The Edensor Park resident wants to continue her art while undertaking a science degree at Macquarie University this year.

“It’s unbelievable. I looked at the other artworks online the other night and just thought, ‘Wow, how did mine even get in here’,” she said.

“I have been drawing since a young age; I find it very therapeutic.”

:Monica Trieu and teacher Angela Stojanovski.

:Monica Trieu and teacher Angela Stojanovski.

The 18-year-old was one of two Canley Vale High School students selected for the exhibition that showcases outstanding works created by NSW students for their HSC visual arts examination. 

Celine Luu’s work  Deterioration of the mind  – a series of drawing of bones that symbolises obstacles in life  – also made the shortlist of 56 artworks selected for the exhibition from the 8770 student works submitted for the 2018 HSC.

The pair helped the school’s visual arts faculty receive the Sir William Dobell Art Foundation Award.

Canley Vale High School head visual arts teacher Angela Stojanovski praised the hard work of the students.

“We worked so hard together as a team.

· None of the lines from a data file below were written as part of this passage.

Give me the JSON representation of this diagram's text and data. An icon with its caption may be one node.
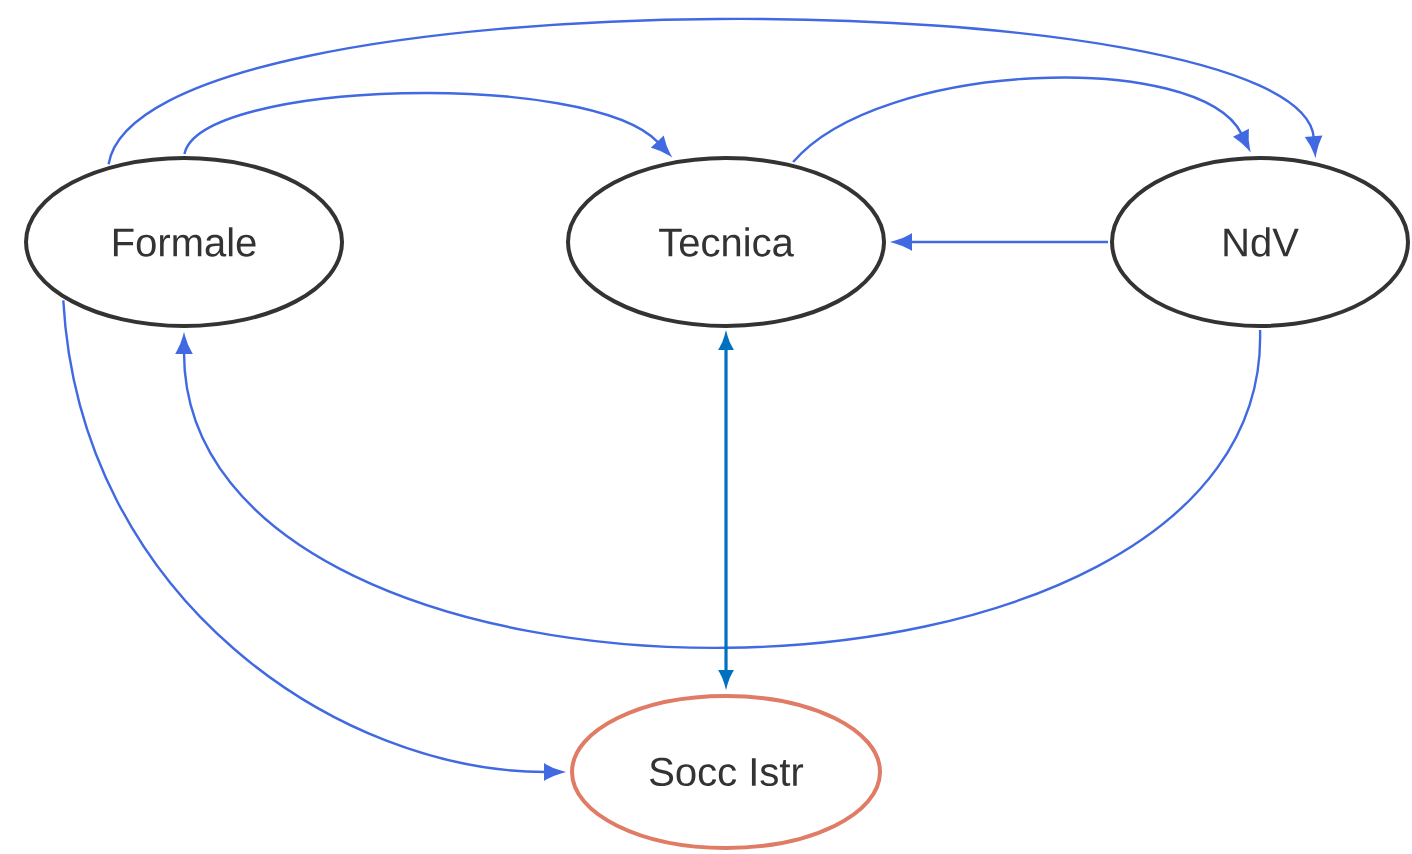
{
  "diagram": {
    "nodes": [
      {
        "text": [
          "Formale"
        ]
      },
      {
        "text": [
          "Tecnica"
        ]
      },
      {
        "text": [
          "NdV"
        ]
      },
      {
        "text": [
          "Socc Istr"
        ]
      }
    ],
    "edges": [
      {
        "from": 0,
        "to": 1,
        "arrow": "to"
      },
      {
        "from": 0,
        "to": 2,
        "arrow": "to"
      },
      {
        "from": 1,
        "to": 2,
        "arrow": "to"
      },
      {
        "from": 2,
        "to": 1,
        "arrow": "to"
      },
      {
        "from": 2,
        "to": 0,
        "arrow": "to"
      },
      {
        "from": 0,
        "to": 3,
        "arrow": "to"
      },
      {
        "from": 1,
        "to": 3,
        "arrow": "both",
        "color": "#0070c0"
      }
    ]
  }
}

The students took on board advice and they really came through with their artworks,” Ms Stojanovski said.

“It was definitely an art-making process where they developed and channelled through influence from other artists and really dug deep to complete these artworks.”

Blast from the past: Jane Asher, 18, of Smithfield, with the two elements of her art work – the book and the video.

Blast from the past: Jane Asher, 18, of Smithfield, with the two elements of her art work – the book and the video.

Fairfield students account for five of the artworks on display at Artexpress 2019 until April 25.

Prairiewood High School students Leila Khazma (Ephemeral Earth) and Molly Revoltar (Ornithology) were also selected as was Fairvale High School’s Jane Asher piece titled Deceased estate.

Her work shows the two sides of her grandparents deceased estate.

“Firstly by giving an insight into their lives in the book through symbols and then by using the video to showcase the holistic, current abandonment of the house” she said.

The book is a series of photos and resembles a journal of the past. The video presents the full extent of the emptiness and decay. Jane worked closely with her mum to discover things she never knew about her grandparents for the project which she began last year.